Ruiz Saez, L.; Pacheco Marquez, P. J.; Peinado, J.; Lloret Romero, F. J.; Munoz Rodriguez, S.; Sanjuan Pinilla, J.; Perez Mendoza, D.

Mixed-linkage {beta}-glucans (MLGs) are emerging as promising biopolymers with significant biotechnological potential due to their unique structural and rheological properties. In rhizobia, MLG biosynthesis is controlled by the second messenger cyclic di-GMP (c-di-GMP) and mediated by the bicistronic operon bgsBA. However, the full composition of the biosynthetic machinery and strategies for enhanced production remain incompletely understood. In this study, we demonstrate that the outer membrane protein TolC is essential for MLG production in Sinorhizobium meliloti. Genetic disruption of tolC abolished MLG synthesis, while its complementation restored production.
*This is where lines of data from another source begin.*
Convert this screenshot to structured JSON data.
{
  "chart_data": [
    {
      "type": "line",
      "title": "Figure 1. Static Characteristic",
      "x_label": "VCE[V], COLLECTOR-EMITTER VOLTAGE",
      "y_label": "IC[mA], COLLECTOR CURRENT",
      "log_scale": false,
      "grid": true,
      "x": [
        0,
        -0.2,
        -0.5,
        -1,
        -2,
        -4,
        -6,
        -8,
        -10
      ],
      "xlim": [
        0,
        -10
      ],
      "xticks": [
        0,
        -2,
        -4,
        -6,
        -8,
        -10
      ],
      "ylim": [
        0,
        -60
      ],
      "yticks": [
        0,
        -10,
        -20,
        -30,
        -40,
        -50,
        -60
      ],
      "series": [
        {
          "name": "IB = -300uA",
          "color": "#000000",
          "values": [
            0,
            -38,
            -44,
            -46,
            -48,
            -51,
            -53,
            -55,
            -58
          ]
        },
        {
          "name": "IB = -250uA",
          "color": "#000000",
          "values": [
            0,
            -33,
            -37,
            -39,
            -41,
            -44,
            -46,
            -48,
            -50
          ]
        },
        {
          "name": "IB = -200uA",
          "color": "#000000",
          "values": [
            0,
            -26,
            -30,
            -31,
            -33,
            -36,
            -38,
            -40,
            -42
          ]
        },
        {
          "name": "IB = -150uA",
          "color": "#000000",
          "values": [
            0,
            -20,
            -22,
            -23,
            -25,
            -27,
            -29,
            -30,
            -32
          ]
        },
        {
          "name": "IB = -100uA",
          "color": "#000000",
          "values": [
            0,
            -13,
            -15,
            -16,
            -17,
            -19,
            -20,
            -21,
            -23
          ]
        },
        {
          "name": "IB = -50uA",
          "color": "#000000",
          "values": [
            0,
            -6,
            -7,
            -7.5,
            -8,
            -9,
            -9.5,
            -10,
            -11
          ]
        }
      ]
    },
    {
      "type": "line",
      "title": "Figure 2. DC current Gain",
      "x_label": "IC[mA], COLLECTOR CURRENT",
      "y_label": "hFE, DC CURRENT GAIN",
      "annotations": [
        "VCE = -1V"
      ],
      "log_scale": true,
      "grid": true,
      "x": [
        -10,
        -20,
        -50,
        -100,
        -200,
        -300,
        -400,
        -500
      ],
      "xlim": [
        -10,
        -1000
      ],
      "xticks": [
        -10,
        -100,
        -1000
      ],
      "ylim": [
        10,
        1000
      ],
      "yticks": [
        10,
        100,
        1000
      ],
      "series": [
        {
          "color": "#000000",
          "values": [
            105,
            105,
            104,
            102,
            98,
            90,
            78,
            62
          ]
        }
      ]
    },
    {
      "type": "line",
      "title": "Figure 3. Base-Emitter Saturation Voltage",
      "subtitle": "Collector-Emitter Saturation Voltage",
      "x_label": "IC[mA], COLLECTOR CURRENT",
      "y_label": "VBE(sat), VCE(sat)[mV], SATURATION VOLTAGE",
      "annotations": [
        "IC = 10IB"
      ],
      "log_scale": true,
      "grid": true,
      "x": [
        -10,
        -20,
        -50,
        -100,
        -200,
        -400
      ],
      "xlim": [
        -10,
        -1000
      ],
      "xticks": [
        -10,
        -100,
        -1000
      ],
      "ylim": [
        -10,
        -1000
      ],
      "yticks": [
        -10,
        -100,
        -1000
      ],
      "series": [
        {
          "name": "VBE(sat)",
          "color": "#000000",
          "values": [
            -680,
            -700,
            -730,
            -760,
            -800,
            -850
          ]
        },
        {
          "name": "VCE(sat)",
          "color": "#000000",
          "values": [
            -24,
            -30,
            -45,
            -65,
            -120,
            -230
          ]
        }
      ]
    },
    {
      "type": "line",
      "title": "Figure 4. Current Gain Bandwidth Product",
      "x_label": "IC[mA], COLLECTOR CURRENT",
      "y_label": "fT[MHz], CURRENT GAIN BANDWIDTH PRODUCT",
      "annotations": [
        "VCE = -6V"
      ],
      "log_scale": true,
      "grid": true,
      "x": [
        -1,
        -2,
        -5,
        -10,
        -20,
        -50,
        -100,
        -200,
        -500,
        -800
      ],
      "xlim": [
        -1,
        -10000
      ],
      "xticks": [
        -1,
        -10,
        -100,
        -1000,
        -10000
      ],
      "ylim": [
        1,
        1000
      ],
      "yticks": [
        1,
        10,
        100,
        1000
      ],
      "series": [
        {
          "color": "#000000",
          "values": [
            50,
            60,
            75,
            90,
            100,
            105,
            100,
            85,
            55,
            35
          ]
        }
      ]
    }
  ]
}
We propose that TolC forms a tripartite complex with BgsA and BgsB, enabling efficient polymer synthesis and export. Furthermore, co-overexpression of tolC, bgsBA, and a constitutively active diguanylate cyclase (pleD*) yielded a 10-fold increase of MLG over a control plasmid without tolC, reaching up to ~10 g/L under bioreactor conditions. Additionally, this genetic module enabled de novo MLG production in otherwise non-producer rhizobial hosts (e.g. Mesorhizobium japonicum), allowing bacterial chassis exchanges and highlighting its portability and potential for synthetic biology applications. Overall, our findings identify TolC as a key component of the MLG biosynthetic machinery and provide a robust platform for the scalable production of this valuable biopolymer.